Кайл смотрит на меня через стол, и в его взгляде сквозит сострадание. Я никому не рассказывала о том, что произошло в классе в тот день, и мне интересно, как он узнал, что это был приступ паники.

А вот чего он не знает, так это того, что ее вызвало.

Дело в том, что он папин друг. Я не хочу говорить ничего такого, что заставило бы его плохо думать о папе, потому что знаю, что папа в этом не виноват. Конечно, он много работал и у него никогда не было времени на меня в детстве, и да, он нарушил несколько обещаний, данных мне в детстве, но это не значит, что он делал это специально. Его работа была важна - я поняла это много лет спустя.

Но тогда мне это не помогло.

Воспоминания нахлынули без приглашения, и я зажмурила глаза. Это был выпускной класс средней школы, и я сыграла важную роль в том, что наша команда по дебатам попала на региональный чемпионат. Папа был в восторге, когда я ему рассказала. Он был очень успешным адвокатом, предъявлявшим высокие требования к своей единственной дочери, и даже нашел время, чтобы помочь мне подготовиться к дебатам. Мы провели целую неделю поздними вечерами, изучая возможные темы, придумывая аргументы и репетируя опровержения. Это было самое большое время, которое мы когда-либо проводили вместе, и я никогда не чувствовала себя такой близкой к отцу, как в ту неделю. Когда он пообещал, что будет поддерживать меня в ответственный день, я знала, что он меня не подведет.

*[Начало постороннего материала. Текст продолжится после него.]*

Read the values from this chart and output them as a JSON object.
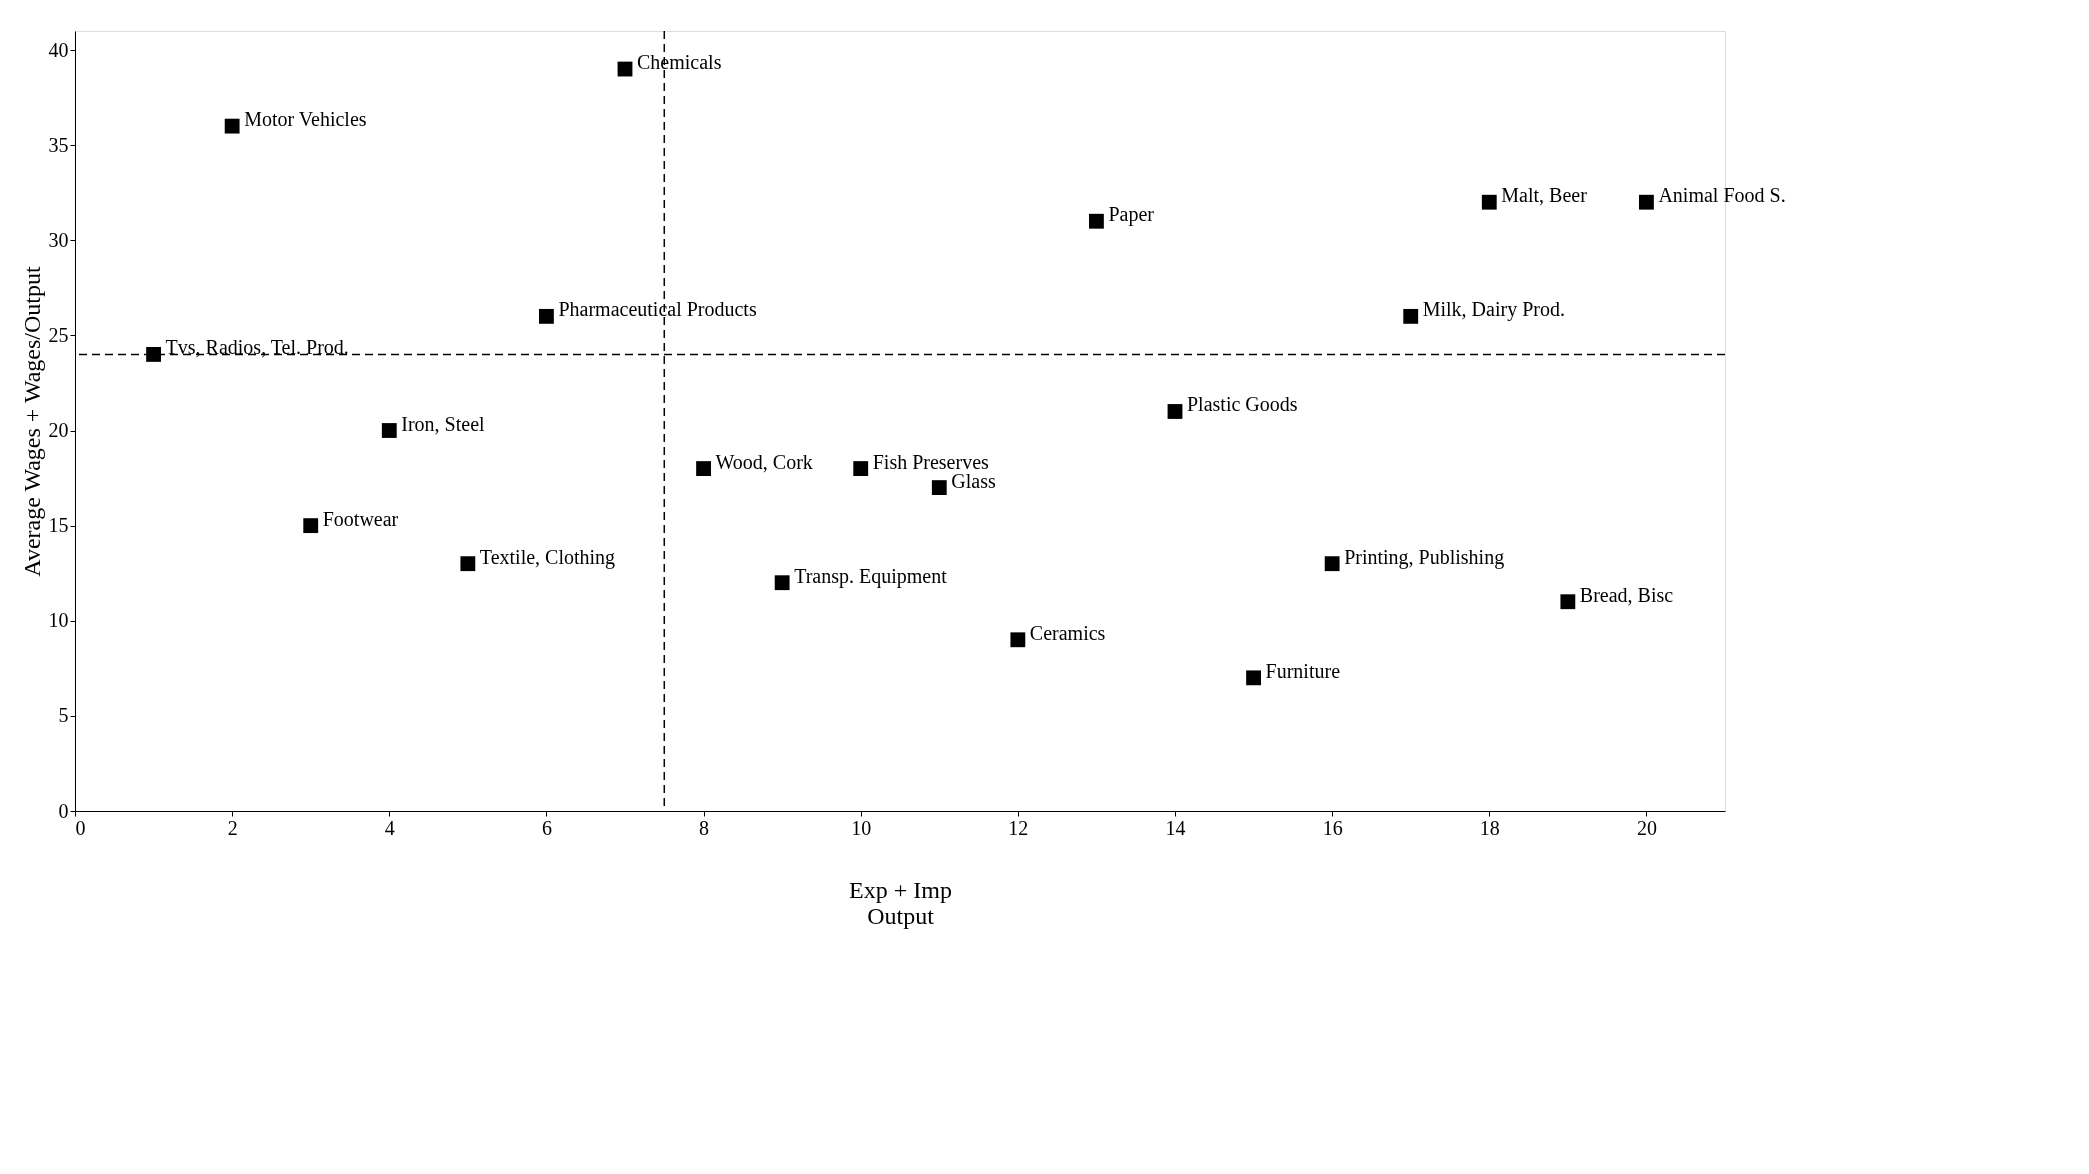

В день дебатов я по понятным причинам нервничала. На сцене было так жарко, а мой товарищ по команде Найваша все утро подрывал меня. Мы никогда не ладили, но я знала, что общение с трудными людьми - важный аспект юриспруденции, которой я планировала заниматься, поэтому старалась относиться к этому как к хорошей практике.

Рэнди открыл дебаты, и его уверенный тон ничуть не успокоил мои нервы, пока я осматривала толпу в поисках папы. Мама была там, в нескольких рядах, ее лицо растянулось в гордой ухмылке, но она была одна. Я уверила себя, что папа, скорее всего, опаздывает, и до моего заключительного слова еще много времени.

Не знаю, что именно в тот день показалось мне таким важным. Как будто все в моей жизни вело к этому моменту, и папа должен был быть там. Он должен был.

Во время дебатов я старалась сосредоточиться, не сводя глаз с двери в аудиторию. Мои руки вспотели, а рубашка прилипла ко мне под горячим светом сцены. Все произошло так быстро - слишком быстро, - а потом настала моя очередь завершить наш спор и принести его домой. У меня это хорошо получалось - я делала это уже десятки раз, - но сегодня мой пульс был неровным, грудь напряженной, и я чувствовала, что не могу сделать достаточно глубокий вдох.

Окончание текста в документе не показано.